Although California grapegrowers have fought P.D. on and off for the past century, the vigorous glassy-winged sharpshooter flies higher and farther than any of the common carrier insects found in vineyards in the Napa, Sonoma, Mendocino and Central Coast appellations. Native to the southeastern United States, the sharpshooter can live in numerous habitats -- including prime vineyard land.
So far, more than 500 acres of the 3,000-acre Temecula appellation have been devastated, "with at least a 50 percent infection rate of the remaining vines," according to Kathy Charles, director of the Temecula Valley Growers' Association. The region's vines have been dying without even showing warning symptoms.

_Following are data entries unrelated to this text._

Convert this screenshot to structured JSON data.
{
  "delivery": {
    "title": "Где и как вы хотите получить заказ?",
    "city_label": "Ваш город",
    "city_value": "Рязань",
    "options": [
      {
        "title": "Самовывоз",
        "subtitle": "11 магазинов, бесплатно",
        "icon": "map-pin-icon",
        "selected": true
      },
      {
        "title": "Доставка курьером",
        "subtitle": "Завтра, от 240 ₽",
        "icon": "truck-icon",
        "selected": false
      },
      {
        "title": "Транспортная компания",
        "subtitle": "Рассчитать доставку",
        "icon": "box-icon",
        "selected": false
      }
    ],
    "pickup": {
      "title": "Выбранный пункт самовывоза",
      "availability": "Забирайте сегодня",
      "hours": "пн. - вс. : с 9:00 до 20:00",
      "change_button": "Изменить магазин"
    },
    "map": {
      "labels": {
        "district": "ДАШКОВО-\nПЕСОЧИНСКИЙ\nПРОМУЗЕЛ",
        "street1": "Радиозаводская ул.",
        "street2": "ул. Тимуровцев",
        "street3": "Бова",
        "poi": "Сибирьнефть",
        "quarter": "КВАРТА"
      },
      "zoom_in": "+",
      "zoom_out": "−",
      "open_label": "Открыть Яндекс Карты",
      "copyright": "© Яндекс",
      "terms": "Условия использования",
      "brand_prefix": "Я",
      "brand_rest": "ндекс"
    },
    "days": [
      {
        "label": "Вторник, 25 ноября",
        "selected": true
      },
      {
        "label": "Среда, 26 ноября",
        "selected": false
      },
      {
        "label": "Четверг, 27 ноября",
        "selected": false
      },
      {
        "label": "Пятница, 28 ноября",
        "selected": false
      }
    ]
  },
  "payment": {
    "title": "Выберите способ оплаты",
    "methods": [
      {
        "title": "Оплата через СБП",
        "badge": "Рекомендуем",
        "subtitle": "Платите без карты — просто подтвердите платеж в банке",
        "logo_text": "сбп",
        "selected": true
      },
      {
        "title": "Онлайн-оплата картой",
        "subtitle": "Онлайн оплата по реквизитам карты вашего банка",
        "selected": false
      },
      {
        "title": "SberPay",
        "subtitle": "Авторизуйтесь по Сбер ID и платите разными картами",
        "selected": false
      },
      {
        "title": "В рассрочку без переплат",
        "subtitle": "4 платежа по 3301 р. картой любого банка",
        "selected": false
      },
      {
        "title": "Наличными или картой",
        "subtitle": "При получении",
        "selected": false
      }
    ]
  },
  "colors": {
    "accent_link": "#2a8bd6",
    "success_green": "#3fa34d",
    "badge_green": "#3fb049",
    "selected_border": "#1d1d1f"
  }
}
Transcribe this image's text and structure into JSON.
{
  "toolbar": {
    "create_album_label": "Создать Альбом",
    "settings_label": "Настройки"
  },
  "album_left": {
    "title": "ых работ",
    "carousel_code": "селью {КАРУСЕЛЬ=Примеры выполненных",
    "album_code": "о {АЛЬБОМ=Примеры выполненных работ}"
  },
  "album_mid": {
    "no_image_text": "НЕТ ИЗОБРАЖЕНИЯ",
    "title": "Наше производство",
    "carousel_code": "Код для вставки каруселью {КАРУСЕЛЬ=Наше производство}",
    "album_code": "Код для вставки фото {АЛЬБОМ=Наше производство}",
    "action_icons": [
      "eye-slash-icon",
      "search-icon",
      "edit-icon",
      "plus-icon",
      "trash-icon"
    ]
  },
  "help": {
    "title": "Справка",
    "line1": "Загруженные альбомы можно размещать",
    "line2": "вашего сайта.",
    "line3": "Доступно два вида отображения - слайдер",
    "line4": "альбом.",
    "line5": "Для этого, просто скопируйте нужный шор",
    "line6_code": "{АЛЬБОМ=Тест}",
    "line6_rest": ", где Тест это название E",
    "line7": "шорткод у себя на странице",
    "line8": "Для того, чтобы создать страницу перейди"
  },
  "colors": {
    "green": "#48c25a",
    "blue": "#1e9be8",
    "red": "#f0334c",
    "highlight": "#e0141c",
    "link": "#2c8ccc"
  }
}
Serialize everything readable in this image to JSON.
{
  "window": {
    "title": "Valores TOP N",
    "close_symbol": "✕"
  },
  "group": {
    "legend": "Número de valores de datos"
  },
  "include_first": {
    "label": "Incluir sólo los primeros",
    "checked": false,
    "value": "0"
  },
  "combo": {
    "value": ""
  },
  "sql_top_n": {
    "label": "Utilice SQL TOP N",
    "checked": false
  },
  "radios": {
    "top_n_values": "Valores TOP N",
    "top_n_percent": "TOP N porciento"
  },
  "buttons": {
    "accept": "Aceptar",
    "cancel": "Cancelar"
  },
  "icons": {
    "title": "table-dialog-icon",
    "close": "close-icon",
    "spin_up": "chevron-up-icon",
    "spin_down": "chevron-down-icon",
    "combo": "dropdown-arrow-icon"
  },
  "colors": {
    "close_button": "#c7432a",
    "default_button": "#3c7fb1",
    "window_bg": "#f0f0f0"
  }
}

Though growers in southern California are on heightened alert, the reaction elsewhere in the state has been more subdued. "Most growers in the Central and North Coast appellations have no idea what [the glassy-winged sharpshooter] is capable of doing," said Roche. "They take the attitude that they've dealt with Pierce's Disease before; it's an annoyance and a killer, but it's nothing new. They have no idea that this is not the P.D. they've known and faced before.
"This is not a Temecula problem, but a dangerous threat to the California wine industry," Roche continued. "We need to pool the resources of the entire industry to do whatever it takes to beat this thing."